FDG-PET/CT in autoimmune encephalitis: metabolic patterns, MRI correlation, and relevant paraclinical findings

Introduction: The diagnosis of autoimmune encephalitis (AE) remains challenging due to the lengthy time required for autoantibody testing and significant clinical overlap with other autoimmune and infectious diseases of the nervous system. In 2016, consensus diagnostic criteria were established to facilitate rapid diagnosis using neurological exam findings, EEG, MRI, and serum and CSF testing. However, studies have shown that FDG-PET/CT may be more sensitive than MRI in detecting abnormalities in AE.

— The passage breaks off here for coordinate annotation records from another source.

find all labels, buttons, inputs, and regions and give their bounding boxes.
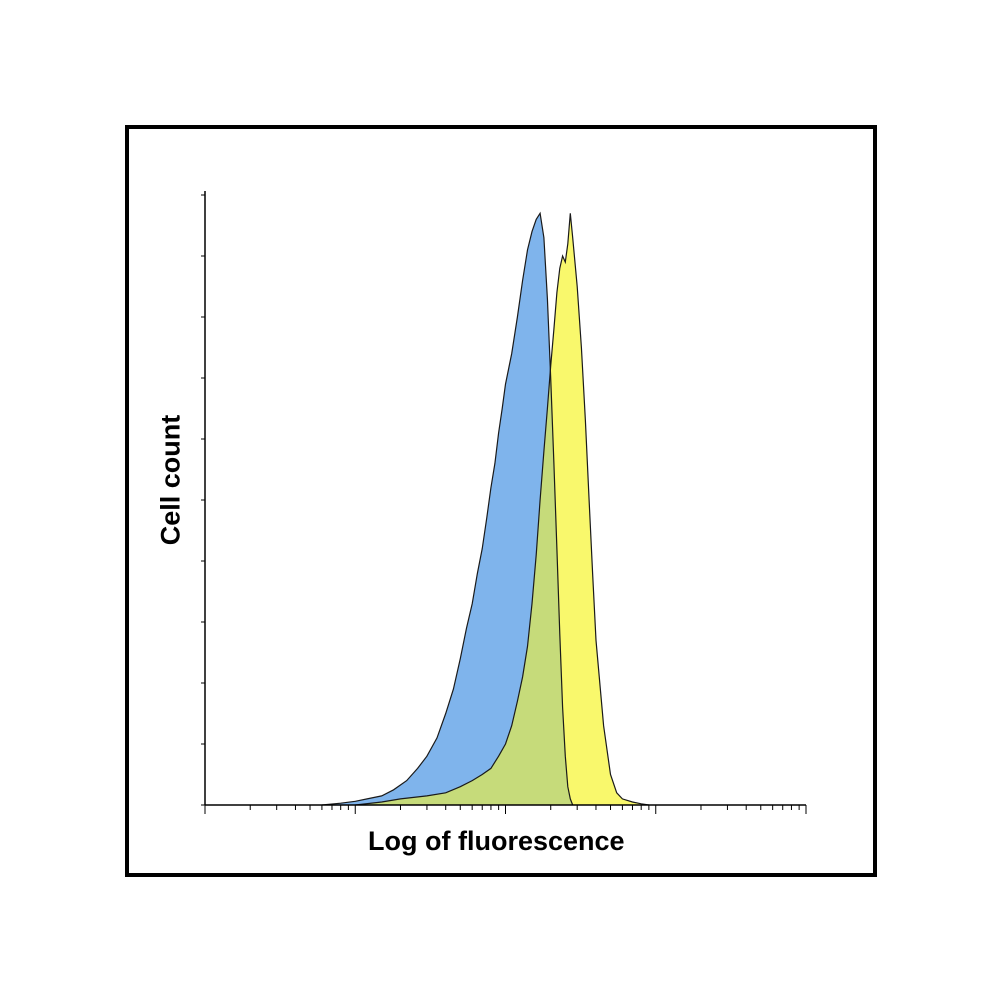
figure-frame (125, 125, 877, 877)
histogram-fill-2 (355, 213, 649, 806)
x-axis-label: Log of fluorescence (368, 826, 625, 856)
y-axis-label: Cell count (155, 414, 186, 546)
histogram-outline-1 (321, 211, 574, 806)
histogram-outline-2 (355, 213, 649, 806)
histogram-plot (201, 191, 807, 814)
histogram-fill-1 (321, 213, 573, 806)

Objectives: To determine how AE affects FDG uptake in the brain, and evaluate possible correlations between FDG-PET uptake and the different types of autoimmune encephalitis. To correlate brain FDG-PET abnormalities with brain MRI, EEG, and CSF used in the initial evaluation and assessment of this patient population.

Methods: Retrospective review identified 49 patients with clinical suspicion for AE who received both brain MRI and FDG-PET/CT imaging. Consensus diagnostic criteria by Graus et al. (2016) were used to identify patients with definite AE and specific subtypes. Each MRI and FDG-PET/CT study was evaluated in consensus by two radiologists. The brain FDG-PET/CT images were spatial and intensity normalized, and a statistical analysis comparing each patient’s image to a database of normals was performed. For each brain region, the Z-score was used to quantitatively assess differences in FDG uptake compared to a database of 43 healthy controls (19 females and 24 males, age range 41- 80 years).

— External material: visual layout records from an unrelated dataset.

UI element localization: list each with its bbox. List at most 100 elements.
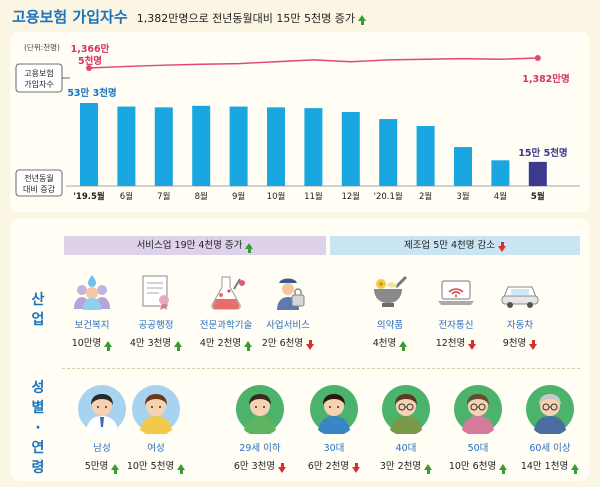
industry-value-row: 4천명 (352, 335, 428, 351)
up-arrow-icon (174, 340, 183, 351)
industry-name: 사업서비스 (266, 320, 310, 331)
industry-item: 보건복지 10만명 (54, 273, 130, 351)
demographic-value-row: 14만 1천명 (512, 458, 588, 474)
up-arrow-icon (499, 463, 508, 474)
industry-item: 자동차 9천명 (482, 273, 558, 350)
demographic-item: 40대 3만 2천명 (368, 384, 444, 474)
section-divider (62, 368, 580, 369)
bar-legend: 전년동월 대비 증감 (15, 169, 63, 197)
demographic-item: 60세 이상 14만 1천명 (512, 384, 588, 474)
healthcare-people-icon (70, 273, 114, 315)
industry-value: 10만명 (71, 338, 102, 349)
up-arrow-icon (244, 340, 253, 351)
industry-value-row: 4만 2천명 (188, 335, 264, 351)
demographic-value: 5만명 (84, 461, 109, 472)
demographic-name: 50대 (467, 443, 489, 454)
industry-name: 공공행정 (138, 320, 174, 331)
section-label-char: 성 (31, 380, 45, 396)
demographic-name: 29세 이하 (239, 443, 281, 454)
line-point-first (86, 65, 92, 71)
demographic-value-row: 10만 5천명 (118, 458, 194, 474)
bar-legend-text-2: 대비 증감 (23, 184, 56, 194)
bar-9 (416, 126, 435, 186)
industry-name: 의약품 (376, 320, 404, 331)
industry-value: 4만 2천명 (199, 338, 242, 349)
title-main: 고용보험 가입자수 (12, 8, 128, 26)
bar-12 (528, 161, 547, 186)
industry-value-row: 12천명 (418, 335, 494, 350)
bar-first-label: 53만 3천명 (67, 87, 116, 99)
demographic-name: 여성 (147, 443, 165, 454)
young-avatar-icon (235, 384, 285, 438)
bar-3 (192, 105, 211, 186)
line-first-label-1: 1,366만 (71, 43, 110, 55)
line-legend-text-2: 가입자수 (24, 80, 53, 89)
page-title: 고용보험 가입자수 1,382만명으로 전년동월대비 15만 5천명 증가 (12, 6, 366, 27)
up-arrow-icon (424, 463, 433, 474)
demographics-label: 성 별 · 연 령 (28, 378, 48, 478)
up-arrow-icon (111, 463, 120, 474)
x-tick-label: 6월 (120, 191, 133, 202)
title-subtitle: 1,382만명으로 전년동월대비 15만 5천명 증가 (136, 12, 355, 25)
x-tick-label: 8월 (195, 191, 208, 202)
demographic-name: 40대 (395, 443, 417, 454)
demographic-value: 10만 5천명 (126, 461, 175, 472)
industry-value: 12천명 (435, 338, 466, 349)
demographic-item: 50대 10만 6천명 (440, 384, 516, 474)
demographic-name: 남성 (93, 443, 111, 454)
industry-value-row: 2만 6천명 (250, 335, 326, 350)
demographic-value: 6만 2천명 (307, 461, 350, 472)
down-arrow-icon (529, 339, 538, 350)
section-label-char: 산 (31, 292, 45, 308)
breakdown-panel (10, 218, 590, 481)
x-tick-label: '20.1월 (374, 191, 403, 202)
forties-avatar-icon (381, 384, 431, 438)
bar-0 (80, 103, 98, 186)
man-avatar-icon (77, 384, 127, 438)
line-legend-text-1: 고용보험 (24, 69, 53, 78)
section-label-char: 령 (31, 460, 45, 476)
section-label-char: · (35, 420, 41, 436)
demographic-value: 6만 3천명 (233, 461, 276, 472)
industry-name: 전자통신 (438, 320, 474, 331)
industry-name: 보건복지 (74, 320, 110, 331)
down-arrow-icon (306, 339, 315, 350)
section-label-char: 업 (31, 312, 45, 328)
demographic-value-row: 3만 2천명 (368, 458, 444, 474)
x-tick-label: 11월 (304, 191, 323, 202)
industry-item: 전문과학기술 4만 2천명 (188, 273, 264, 351)
industry-value-row: 4만 3천명 (118, 335, 194, 351)
x-tick-label: 9월 (232, 191, 245, 202)
industry-name: 전문과학기술 (199, 320, 253, 331)
industry-value-row: 10만명 (54, 335, 130, 351)
demographic-value: 14만 1천명 (520, 461, 569, 472)
down-arrow-icon (498, 241, 507, 252)
bar-5 (267, 107, 285, 186)
flask-icon (204, 273, 248, 315)
down-arrow-icon (352, 462, 361, 473)
bar-8 (379, 119, 398, 186)
demographic-item: 29세 이하 6만 3천명 (222, 384, 298, 473)
thirties-avatar-icon (309, 384, 359, 438)
service-header: 서비스업 19만 4천명 증가 (64, 236, 326, 255)
laptop-wifi-icon (434, 273, 478, 315)
demographic-item: 여성 10만 5천명 (118, 384, 194, 474)
bar-4 (229, 106, 248, 186)
unit-label: (단위:천명) (24, 42, 60, 52)
industry-value: 4천명 (372, 338, 397, 349)
bar-6 (304, 108, 323, 186)
x-tick-label: 7월 (157, 191, 170, 202)
industry-item: 사업서비스 2만 6천명 (250, 273, 326, 350)
industry-value: 2만 6천명 (261, 338, 304, 349)
security-guard-icon (266, 273, 310, 315)
up-arrow-icon (571, 463, 580, 474)
woman-avatar-icon (131, 384, 181, 438)
demographic-value: 10만 6천명 (448, 461, 497, 472)
line-last-label: 1,382만명 (522, 73, 570, 85)
mortar-pills-icon (368, 273, 412, 315)
employment-chart: (단위:천명) 고용보험 가입자수 전년동월 대비 증감 '19.5월 6월 7월 8… (15, 42, 580, 202)
demographic-value-row: 6만 2천명 (296, 458, 372, 473)
up-arrow-icon (177, 463, 186, 474)
industry-item: 의약품 4천명 (352, 273, 428, 351)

Results: Seventeen patients met consensus criteria for AE and underwent FDG-PET/CT imaging at median 10 weeks of symptoms and median 4 days from MRI. The most common subtypes were limbic encephalitis (n=8) and anti-NMDA receptor encephalitis (n=5). CSF pleocytosis was found in 11/15 (73.3%) patients, while EEG abnormalities were present in 12/15 (80%) patients. FDG-PET/CT and MRI were both consistent with AE in 10/17 (58.8%) patients each. Either MRI or FDG-PET/CT findings supported the diagnosis of AE in 15/17 (88.2%) patients, while only 5/17 (29.4%) patients had supportive findings in both. Equal numbers of patients only had supportive imaging findings in one modality (5/17, 29.4% each). Most AE patients demonstrated mixed hypermetabolism and hypometabolism (6/10, 60%) on FDG-PET/CT, while fewer demonstrated only hypermetabolism or hypometabolism (2/10, 20%, each). Definite AE patients had significant hypermetabolism, given as (Z-score ± standard error, p value), in the temporal lobe (Z=2.425 ± 0.747, p=0.002) while the subtype of anti-NMDA receptor encephalitis patients demonstrated hypometabolism in the parietal (Z=-1.528 ± 0.749, p=0.044) and occipital (Z=-2.069 ± 0.475, p<0.0001) lobes.

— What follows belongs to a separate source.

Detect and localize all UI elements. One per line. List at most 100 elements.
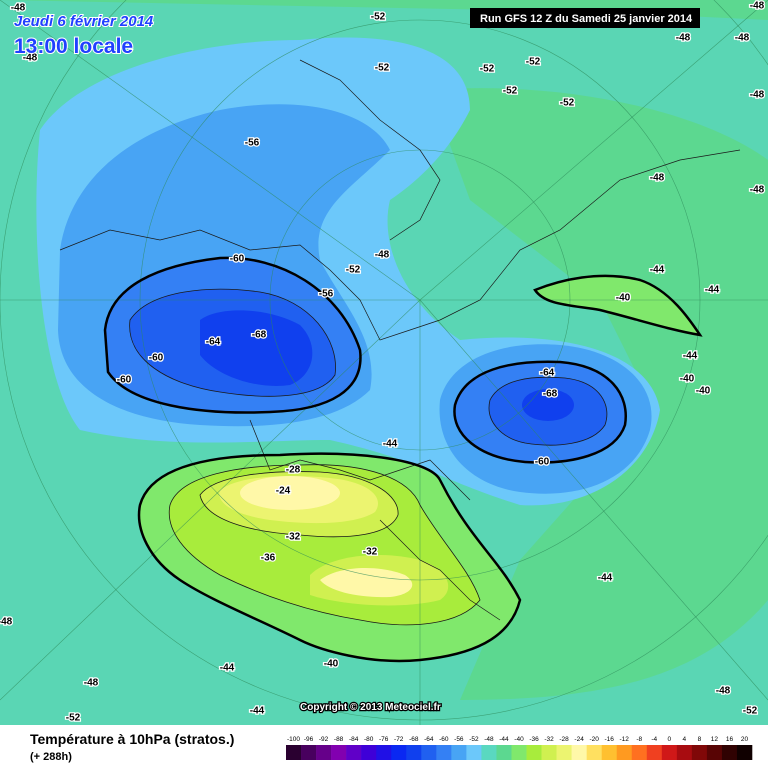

Conclusions: Our results suggest that FDG-PET/CT was equal to MRI, and comparable to EEG and CSF studies in patients with criteria-defined AE. FDG-PET/CT most often demonstrated mixed hypometabolism and hypermetabolism in AE patients, while significant hypometabolism was seen in the parietal and occipital lobes of anti-NMDA receptor encephalitis.